The "worst film" has to be an ironic clash between critical and popular acclaim and actual experience, doesn't it? Who expects anything apat from dribbling anaesthesia, spliff-assisted or not, from an afternoon C5 film? Aubrey needs to discover the world of porn, if you ask me.
Talking of which, Debbie Does Dallas or Deep Throat are prime candidates, according to the above criteria.
But let's not enhance my already sleazy enough reputation.

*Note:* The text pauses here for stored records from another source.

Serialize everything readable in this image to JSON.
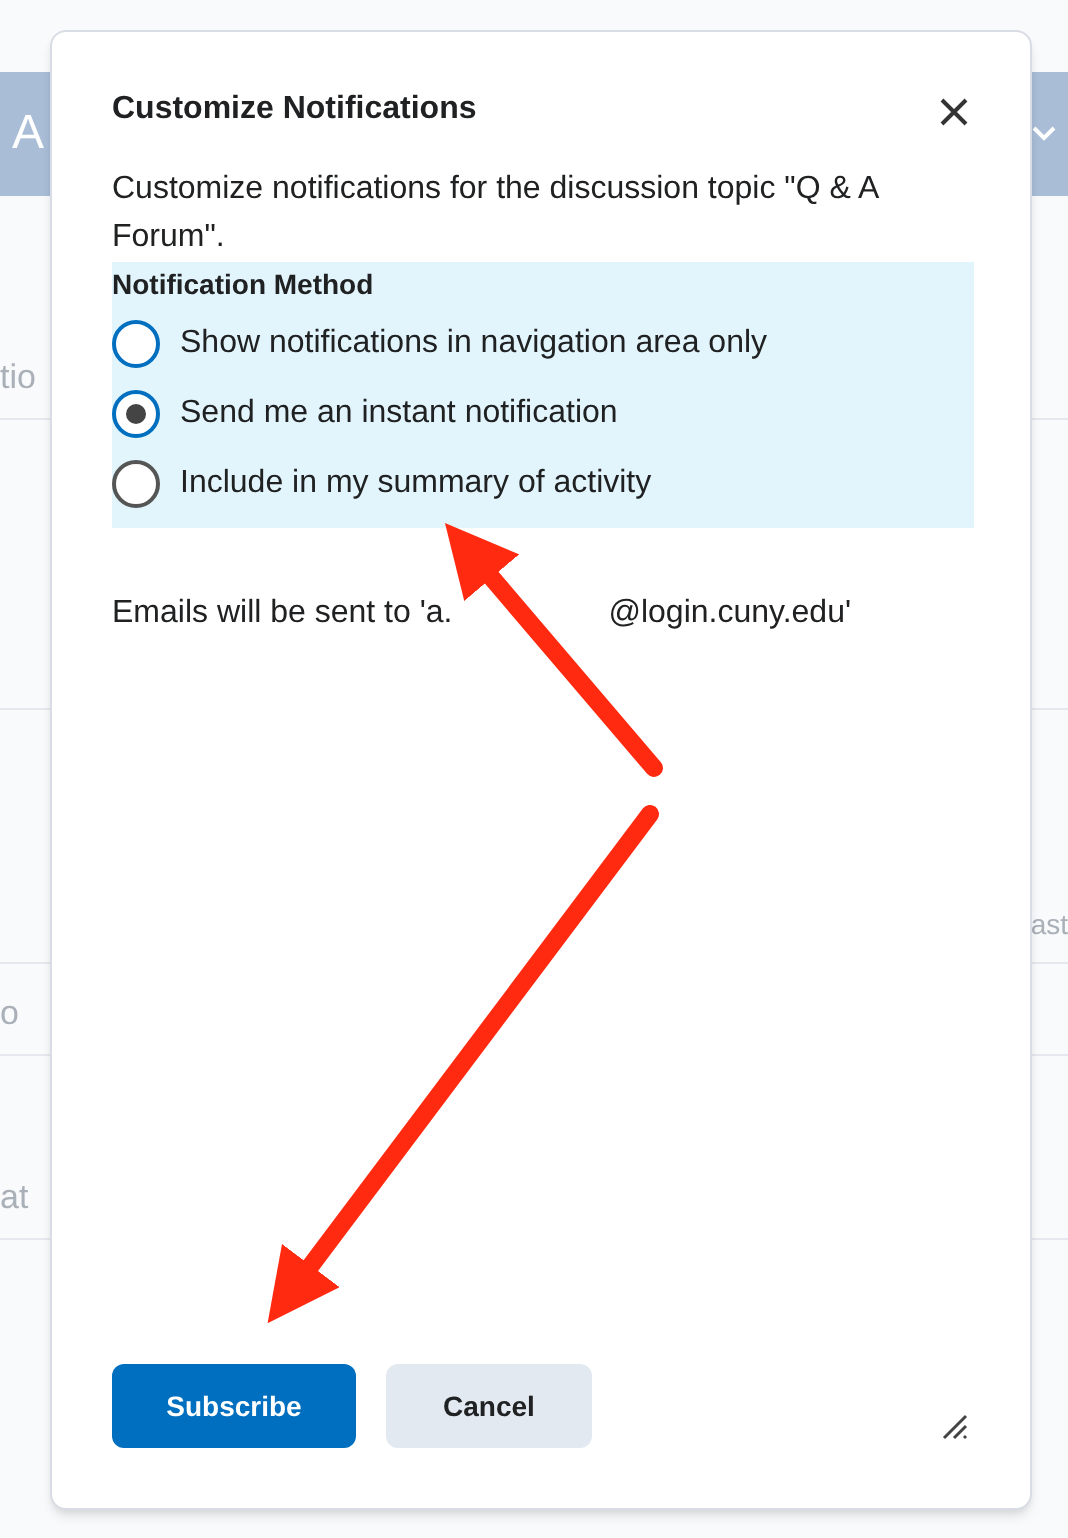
{
  "background": {
    "header_text": "A",
    "rows": [
      {
        "left": "tio",
        "right": ""
      },
      {
        "left": "",
        "right": ""
      },
      {
        "left": "",
        "right": "ast"
      },
      {
        "left": "o",
        "right": ""
      },
      {
        "left": "at",
        "right": ""
      }
    ]
  },
  "dialog": {
    "title": "Customize Notifications",
    "description": "Customize notifications for the discussion topic \"Q & A Forum\".",
    "legend": "Notification Method",
    "options": [
      {
        "label": "Show notifications in navigation area only",
        "selected": false
      },
      {
        "label": "Send me an instant notification",
        "selected": true
      },
      {
        "label": "Include in my summary of activity",
        "selected": false
      }
    ],
    "email_prefix": "Emails will be sent to 'a.",
    "email_suffix": "@login.cuny.edu'",
    "buttons": [
      {
        "label": "Subscribe",
        "kind": "primary"
      },
      {
        "label": "Cancel",
        "kind": "secondary"
      }
    ]
  }
}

No, I still maintain The English Patient is the clear winner. It must have ruined many a life besides mine. Or Kate's. Winslett's, not Middleton's, I'm not that young.
I once met the director's parents at some function or another. They're rather famous here, luminaries you might say - the Ben & Jerry of the Isle of Wight. Ice Cream manufacturers, that is, not cartoon characters - that's Tom. I can't remember what the function was now, or how I slipped through - may have been the opening of the Famous Isle of Wight Film Directors Waxwork Museum, of which I'm the principal sponsor, naturally.
"My Tony, eez so clever, so symatico, you know, eezint it, senior Sonday?" said his mother, Gloria, appropriately enough.
"No doubt, che bella, no doubt. But why doesn't he make a decent film for a change?"